The success of a fundraising effort was celebrated and a new endeavour was announced at The Old Post Centre for Business and Creativity here on Oct. 20.
Michael and Susan Hendrick, owners of the former Harriston post office building, held a celebration at South Street Café for major donors to a campaign to restore the clock tower and bell at the historic building.
The exterior of the tower has been restored, the clock is now ticking and it’s just a matter of weeks before the bell will ring out once again.
About a year ago the Hendricks purchased the landmark, which had been under-utilized and fallen into disrepair since Canada Post moved operations out of the building in the mid-1980s.
Spaces in the building have been quickly filling up, with an engineering firm, public relations business, hair salon and Perth-Wellington MP John Nater all now operating out of the facility.
The building has been renovated inside and out, including restoration of the clock tower that has made the building the easily-recognized centrepiece of Harriston’s downtown for more than a century.
“A lot of things have happened in under a year … it’s almost surreal,” Michael Hendrick told the gathering, as he thanked contributors to the clock tower project.
He said only about $1,300 remains to be raised from the original goal of $17,500.
“It’s a community-minded contribution,” he added. “Getting that clock ticking, the bell ringing, which will be Dec. 3, creates excitement and enthusiasm for our downtown core for seeing the post office become a hub.”
Hendrick said the decision to restore to working order the four-sided clock and the bell located on the roof was community-driven.
“The community has spoken to us very clearly,” he explained. “We originally thought okay, bell on the top … take it down, we’ll show it, it will look nice and we’ll have a plaque beside it.
“Quickly we were challenged in that effort by community members who came up and said, ‘This is our bell. This is our post office. We want it to ring because that’s what it did, and this is what it meant to me.’
“So, listening to that message, as a consequence the fundraiser was created, and we’re going to achieve all those goals.”
The Oct. 20 event included a tour of the Old Post.
The approximately 30 people in attendance had a chance to see the many unique features of the building, including the clockworks restored by Doug Harkes of Gorrie and a stained-glass skylight, installed by Harriston craftsman Tony Hale, who did much of the fine detail work on the project.
Hendrick noted the clock restoration would have been extremely expensive without Harkes’ ingenuity.
For example, the actuator for the bell “is a little red box probably constructed in 1955,” said Hendrick, adding a replacement was quoted at $2,500.
“Well, the MacGyver and clock-master rebuilt that red box for probably one one-hundredth of that cost,” Hendrick said.
“With all these people contributing, it truly makes the post office exceptional and that’s the reason people are going to stop.
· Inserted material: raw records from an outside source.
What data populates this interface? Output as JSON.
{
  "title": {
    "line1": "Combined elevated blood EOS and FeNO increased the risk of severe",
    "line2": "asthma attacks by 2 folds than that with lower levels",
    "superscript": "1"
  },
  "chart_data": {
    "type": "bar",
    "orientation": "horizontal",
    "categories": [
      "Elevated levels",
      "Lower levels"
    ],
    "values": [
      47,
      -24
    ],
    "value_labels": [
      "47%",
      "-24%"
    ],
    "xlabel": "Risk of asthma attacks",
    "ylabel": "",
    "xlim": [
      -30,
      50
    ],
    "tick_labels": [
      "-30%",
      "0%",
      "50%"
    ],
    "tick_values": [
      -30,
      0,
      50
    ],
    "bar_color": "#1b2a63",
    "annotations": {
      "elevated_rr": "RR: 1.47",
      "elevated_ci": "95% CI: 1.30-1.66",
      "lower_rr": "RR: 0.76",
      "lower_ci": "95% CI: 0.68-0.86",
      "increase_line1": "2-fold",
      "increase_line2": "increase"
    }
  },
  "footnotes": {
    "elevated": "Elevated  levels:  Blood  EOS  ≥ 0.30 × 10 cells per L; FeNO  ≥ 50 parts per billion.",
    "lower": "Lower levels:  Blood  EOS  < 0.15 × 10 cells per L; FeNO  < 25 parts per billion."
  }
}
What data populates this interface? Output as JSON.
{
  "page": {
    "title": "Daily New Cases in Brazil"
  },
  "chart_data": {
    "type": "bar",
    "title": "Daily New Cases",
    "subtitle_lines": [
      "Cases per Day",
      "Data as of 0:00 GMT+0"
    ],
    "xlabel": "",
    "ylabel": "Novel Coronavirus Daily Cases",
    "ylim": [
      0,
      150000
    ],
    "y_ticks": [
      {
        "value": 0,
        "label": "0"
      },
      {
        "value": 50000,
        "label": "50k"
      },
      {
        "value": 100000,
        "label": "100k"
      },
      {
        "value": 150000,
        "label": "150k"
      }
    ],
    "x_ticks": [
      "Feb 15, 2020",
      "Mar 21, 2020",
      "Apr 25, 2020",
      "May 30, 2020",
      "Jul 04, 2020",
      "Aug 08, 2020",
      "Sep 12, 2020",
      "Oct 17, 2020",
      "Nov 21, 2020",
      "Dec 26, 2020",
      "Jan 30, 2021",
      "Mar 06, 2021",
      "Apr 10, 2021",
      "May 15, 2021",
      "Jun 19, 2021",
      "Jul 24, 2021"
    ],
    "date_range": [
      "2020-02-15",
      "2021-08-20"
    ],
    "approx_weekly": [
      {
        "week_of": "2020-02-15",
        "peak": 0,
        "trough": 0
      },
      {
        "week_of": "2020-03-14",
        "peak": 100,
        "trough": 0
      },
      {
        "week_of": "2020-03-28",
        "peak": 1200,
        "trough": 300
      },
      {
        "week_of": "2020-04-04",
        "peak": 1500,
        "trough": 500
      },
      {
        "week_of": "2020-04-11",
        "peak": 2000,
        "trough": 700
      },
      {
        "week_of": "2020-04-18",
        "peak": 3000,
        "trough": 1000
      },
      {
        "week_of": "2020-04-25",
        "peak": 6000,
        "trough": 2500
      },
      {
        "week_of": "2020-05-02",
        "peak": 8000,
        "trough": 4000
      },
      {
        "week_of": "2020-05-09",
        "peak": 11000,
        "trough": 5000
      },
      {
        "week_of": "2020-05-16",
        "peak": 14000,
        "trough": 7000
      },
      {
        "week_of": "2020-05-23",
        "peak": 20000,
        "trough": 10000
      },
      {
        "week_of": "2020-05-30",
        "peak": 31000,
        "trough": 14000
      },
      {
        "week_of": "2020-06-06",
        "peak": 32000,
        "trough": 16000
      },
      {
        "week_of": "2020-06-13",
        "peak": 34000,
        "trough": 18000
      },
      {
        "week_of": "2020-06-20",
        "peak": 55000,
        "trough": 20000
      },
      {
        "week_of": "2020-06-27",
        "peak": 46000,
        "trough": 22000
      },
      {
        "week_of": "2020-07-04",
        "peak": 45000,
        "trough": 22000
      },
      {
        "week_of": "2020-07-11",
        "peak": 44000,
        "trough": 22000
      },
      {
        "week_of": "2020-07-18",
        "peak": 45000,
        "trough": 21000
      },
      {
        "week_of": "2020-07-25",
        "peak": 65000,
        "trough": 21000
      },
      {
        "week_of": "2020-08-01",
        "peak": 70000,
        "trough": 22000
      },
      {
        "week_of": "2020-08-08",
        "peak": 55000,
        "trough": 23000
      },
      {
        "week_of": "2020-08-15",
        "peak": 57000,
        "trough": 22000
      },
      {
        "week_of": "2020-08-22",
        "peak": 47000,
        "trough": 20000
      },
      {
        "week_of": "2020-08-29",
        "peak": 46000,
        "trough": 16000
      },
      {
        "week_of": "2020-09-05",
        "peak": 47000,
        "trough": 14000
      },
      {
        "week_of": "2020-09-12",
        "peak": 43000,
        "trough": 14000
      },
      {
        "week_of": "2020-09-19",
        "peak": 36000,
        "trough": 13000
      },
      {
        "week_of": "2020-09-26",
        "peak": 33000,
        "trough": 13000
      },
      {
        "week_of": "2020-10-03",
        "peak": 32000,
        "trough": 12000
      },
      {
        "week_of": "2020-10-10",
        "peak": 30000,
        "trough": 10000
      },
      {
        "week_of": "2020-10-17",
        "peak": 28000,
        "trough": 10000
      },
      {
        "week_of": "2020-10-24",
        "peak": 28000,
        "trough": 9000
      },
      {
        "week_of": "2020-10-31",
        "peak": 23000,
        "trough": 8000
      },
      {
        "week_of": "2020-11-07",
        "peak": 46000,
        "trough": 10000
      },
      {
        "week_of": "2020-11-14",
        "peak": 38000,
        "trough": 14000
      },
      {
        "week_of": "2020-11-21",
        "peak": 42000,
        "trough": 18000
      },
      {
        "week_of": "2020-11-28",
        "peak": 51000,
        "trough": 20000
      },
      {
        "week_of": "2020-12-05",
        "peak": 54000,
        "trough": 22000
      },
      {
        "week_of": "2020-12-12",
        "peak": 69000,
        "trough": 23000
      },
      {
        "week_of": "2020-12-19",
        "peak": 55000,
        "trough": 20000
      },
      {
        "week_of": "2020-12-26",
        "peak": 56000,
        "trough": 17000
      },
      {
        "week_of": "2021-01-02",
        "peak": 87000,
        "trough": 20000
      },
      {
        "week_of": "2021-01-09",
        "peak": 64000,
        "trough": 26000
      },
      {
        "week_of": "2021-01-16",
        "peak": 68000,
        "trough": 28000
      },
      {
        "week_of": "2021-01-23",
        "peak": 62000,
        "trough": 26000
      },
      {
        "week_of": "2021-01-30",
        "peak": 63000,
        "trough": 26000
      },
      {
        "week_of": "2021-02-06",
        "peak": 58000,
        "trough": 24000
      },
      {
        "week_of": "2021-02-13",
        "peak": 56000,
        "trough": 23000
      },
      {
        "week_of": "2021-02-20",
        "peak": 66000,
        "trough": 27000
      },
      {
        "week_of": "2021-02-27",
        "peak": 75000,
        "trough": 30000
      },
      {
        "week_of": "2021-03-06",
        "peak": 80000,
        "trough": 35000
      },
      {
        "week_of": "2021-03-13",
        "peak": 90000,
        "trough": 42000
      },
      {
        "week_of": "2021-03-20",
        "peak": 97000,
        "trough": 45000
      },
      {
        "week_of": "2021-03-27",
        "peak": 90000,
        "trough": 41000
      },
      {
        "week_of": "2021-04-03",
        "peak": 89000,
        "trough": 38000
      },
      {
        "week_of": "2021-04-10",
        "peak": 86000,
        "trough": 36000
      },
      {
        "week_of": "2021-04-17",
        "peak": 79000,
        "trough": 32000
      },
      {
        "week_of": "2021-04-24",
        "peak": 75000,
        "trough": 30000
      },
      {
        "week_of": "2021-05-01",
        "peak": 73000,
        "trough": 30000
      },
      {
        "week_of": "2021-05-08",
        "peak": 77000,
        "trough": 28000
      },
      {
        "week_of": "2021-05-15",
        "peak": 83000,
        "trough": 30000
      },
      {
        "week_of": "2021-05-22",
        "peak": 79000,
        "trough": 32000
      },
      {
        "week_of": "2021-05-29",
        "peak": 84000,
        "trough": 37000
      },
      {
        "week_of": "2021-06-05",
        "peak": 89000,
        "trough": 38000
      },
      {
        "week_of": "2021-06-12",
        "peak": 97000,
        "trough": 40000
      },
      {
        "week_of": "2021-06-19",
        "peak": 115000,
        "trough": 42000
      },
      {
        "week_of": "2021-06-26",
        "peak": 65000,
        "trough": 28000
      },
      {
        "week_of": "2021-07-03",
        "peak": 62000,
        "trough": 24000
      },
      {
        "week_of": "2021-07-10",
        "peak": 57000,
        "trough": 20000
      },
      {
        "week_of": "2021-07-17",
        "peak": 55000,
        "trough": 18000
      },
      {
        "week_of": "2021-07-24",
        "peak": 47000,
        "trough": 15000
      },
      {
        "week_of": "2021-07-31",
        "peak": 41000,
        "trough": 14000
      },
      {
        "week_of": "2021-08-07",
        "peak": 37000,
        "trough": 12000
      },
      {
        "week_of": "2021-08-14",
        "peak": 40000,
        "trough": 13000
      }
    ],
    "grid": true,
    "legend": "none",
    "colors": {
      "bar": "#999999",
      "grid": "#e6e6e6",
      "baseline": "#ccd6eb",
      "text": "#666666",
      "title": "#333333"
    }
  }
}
“That’s the reason people are going to come in, because it’s not just a building, it’s an exceptional building that has all these features that are going to invite people in,” said Hendrick.
Previously announced plans for the business and arts hub include an artists co-operative and a recording studio in the basement level.
The Oct. 20 tour wrapped up with an announcement of plans for the third floor attic area, which is still under renovation.
Hendrick said the third floor would be turned into an “escape room” a popular activity in which participants solve puzzles and uncover clues in order to escape a locked room.
“We believe if you were to have an escape room here, the features are so darn compelling that it would be the best and most awesome escape room in Ontario; because we have a clock, we have a bell, we have a tower, we have all these natural variables that would add to that experience,” stated Hendrick, noting the target is to open the facility sometime in 2017.
“We believe it will bring people from outside our community and within our community to the Post. And it fits with our vision of the Post as a place for business and creativity.”